Not all tokens are needed(NAT): token efficient reinforcement learning
arXiv:2603.06619v1 Announce Type: new Abstract: Reinforcement learning (RL) has become a key driver of progress in large language models, but scaling RL to long chain-of-thought (CoT) trajectories is increasingly constrained by backpropagation over every generated token. Even with optimized rollout engines, full-token updates can consume a large fraction of total training cost, turning token length into a hidden tax on RL. We introduce Not All Tokens Are Needed (NAT), a unified framework that makes the token budget a first-class optimization primitive. NAT updates the policy using only a selected subset of generated tokens while preserving the learning signal of full-sequence RL. The core idea is an unbiased partial-token policy-gradient estimator via Horvitz-Thompson reweighting, which ensures statistically correct gradients despite subsampling. We instantiate NAT with two simple, plug-and-play token selection schemes: Uniform Random Sampling (URS) and Random Prefix Cutting (RPC), bo
arXiv:2603.06619v1 Announce Type: new Abstract: Reinforcement learning (RL) has become a key driver of progress in large language models, but scaling RL to long chain-of-thought (CoT) trajectories is increasingly constrained by backpropagation over every generated token. Even with optimized rollout engines, full-token updates can consume a large fraction of total training cost, turning token length into a hidden tax on RL. We introduce Not All Tokens Are Needed (NAT), a unified framework that makes the token budget a first-class optimization primitive. NAT updates the policy using only a selected subset of generated tokens while preserving the learning signal of full-sequence RL. The core idea is an unbiased partial-token policy-gradient estimator via Horvitz-Thompson reweighting, which ensures statistically correct gradients despite subsampling. We instantiate NAT with two simple, plug-and-play token selection schemes: Uniform Random Sampling (URS) and Random Prefix Cutting (RPC), both of which reduce forward and backward compute and memory without modifying the reward computation or rollout pipeline. Across mathematical reasoning benchmarks, NAT matches full-token GRPO performance while using as few as 50% of tokens, providing an efficient and orthogonal pathway to scaling RL beyond the limits imposed by long trajectories. In our experiments, RPC saves 18% peak GPU memory and 29% forward and backward RL training time for Qwen3-8B.
Executive Summary
Not All Tokens Are Needed (NAT) is a novel framework that optimizes reinforcement learning (RL) by selecting a subset of generated tokens, thereby reducing computational costs associated with long chain-of-thought trajectories. By employing Horvitz-Thompson reweighting, NAT ensures unbiased policy gradients, allowing for efficient updates of the RL policy. The framework is instantiated with two token selection schemes: Uniform Random Sampling (URS) and Random Prefix Cutting (RPC). Experiments demonstrate that NAT matches full-token GRPO performance while utilizing 50% fewer tokens, offering a scalable pathway to RL. The technique has practical implications for RL applications, particularly in large language models, by reducing training time, memory usage, and computational costs.
Key Points
- ▸ NAT is a unified framework for token-efficient reinforcement learning
- ▸ Horvitz-Thompson reweighting ensures unbiased policy gradients
- ▸ URS and RPC are simple, plug-and-play token selection schemes
- ▸ NAT matches full-token GRPO performance with 50% fewer tokens
Merits
Strength in computational efficiency
NAT's token selection schemes reduce forward and backward compute and memory usage, making it an efficient solution for RL training.
Scalability
NAT provides an orthogonal pathway to scaling RL beyond the limits imposed by long trajectories, making it a valuable addition to RL research.
Flexibility
The framework can be instantiated with various token selection schemes, allowing researchers to adapt NAT to different RL applications.
Demerits
Limitation in generalizability
The performance of NAT may be specific to certain RL tasks or environments, and its generalizability to other domains is unclear.

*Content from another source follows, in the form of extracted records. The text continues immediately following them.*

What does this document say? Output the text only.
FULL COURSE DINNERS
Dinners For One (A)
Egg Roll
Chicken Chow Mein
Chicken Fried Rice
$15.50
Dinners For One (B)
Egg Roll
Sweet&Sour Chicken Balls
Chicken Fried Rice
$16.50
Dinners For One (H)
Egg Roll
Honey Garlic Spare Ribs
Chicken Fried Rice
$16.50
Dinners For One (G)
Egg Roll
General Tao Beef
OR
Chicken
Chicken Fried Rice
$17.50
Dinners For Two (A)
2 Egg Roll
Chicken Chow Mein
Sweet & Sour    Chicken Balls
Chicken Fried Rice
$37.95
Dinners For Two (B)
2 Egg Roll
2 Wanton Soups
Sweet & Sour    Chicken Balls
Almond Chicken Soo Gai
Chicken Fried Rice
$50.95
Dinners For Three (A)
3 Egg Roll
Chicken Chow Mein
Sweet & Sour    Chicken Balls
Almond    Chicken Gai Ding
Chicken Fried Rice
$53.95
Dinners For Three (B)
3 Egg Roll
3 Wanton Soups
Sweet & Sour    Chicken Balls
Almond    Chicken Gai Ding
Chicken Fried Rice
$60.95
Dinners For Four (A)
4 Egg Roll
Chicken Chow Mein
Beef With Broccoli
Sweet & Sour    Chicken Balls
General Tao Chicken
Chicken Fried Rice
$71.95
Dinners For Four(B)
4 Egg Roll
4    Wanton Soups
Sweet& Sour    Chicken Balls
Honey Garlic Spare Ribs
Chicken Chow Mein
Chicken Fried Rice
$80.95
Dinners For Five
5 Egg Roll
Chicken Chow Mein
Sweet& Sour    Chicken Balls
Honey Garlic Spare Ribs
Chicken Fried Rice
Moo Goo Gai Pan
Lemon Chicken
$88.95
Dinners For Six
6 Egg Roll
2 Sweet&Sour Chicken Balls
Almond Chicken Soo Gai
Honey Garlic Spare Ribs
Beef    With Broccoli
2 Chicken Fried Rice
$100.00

Potential bias in token selection
The token selection schemes used in NAT may introduce bias in the policy gradients, which could negatively impact the performance of the RL policy.
Expert Commentary
The introduction of NAT presents a promising solution for the computational efficiency challenges associated with RL. By allowing for the selection of a subset of generated tokens, NAT offers a scalable pathway to RL training. The use of Horvitz-Thompson reweighting ensures unbiased policy gradients, which is essential for the reliability and robustness of RL policies. While NAT's performance may be specific to certain RL tasks, its flexibility and orthogonality to existing RL methods make it a valuable addition to the field. Further research is needed to explore the generalizability and potential biases of NAT, as well as its application to other RL domains.
Recommendations
- ✓ Researchers should explore the generalizability of NAT to various RL tasks and environments.
- ✓ Developing more sophisticated token selection schemes that minimize bias in policy gradients is essential for the reliability of NAT.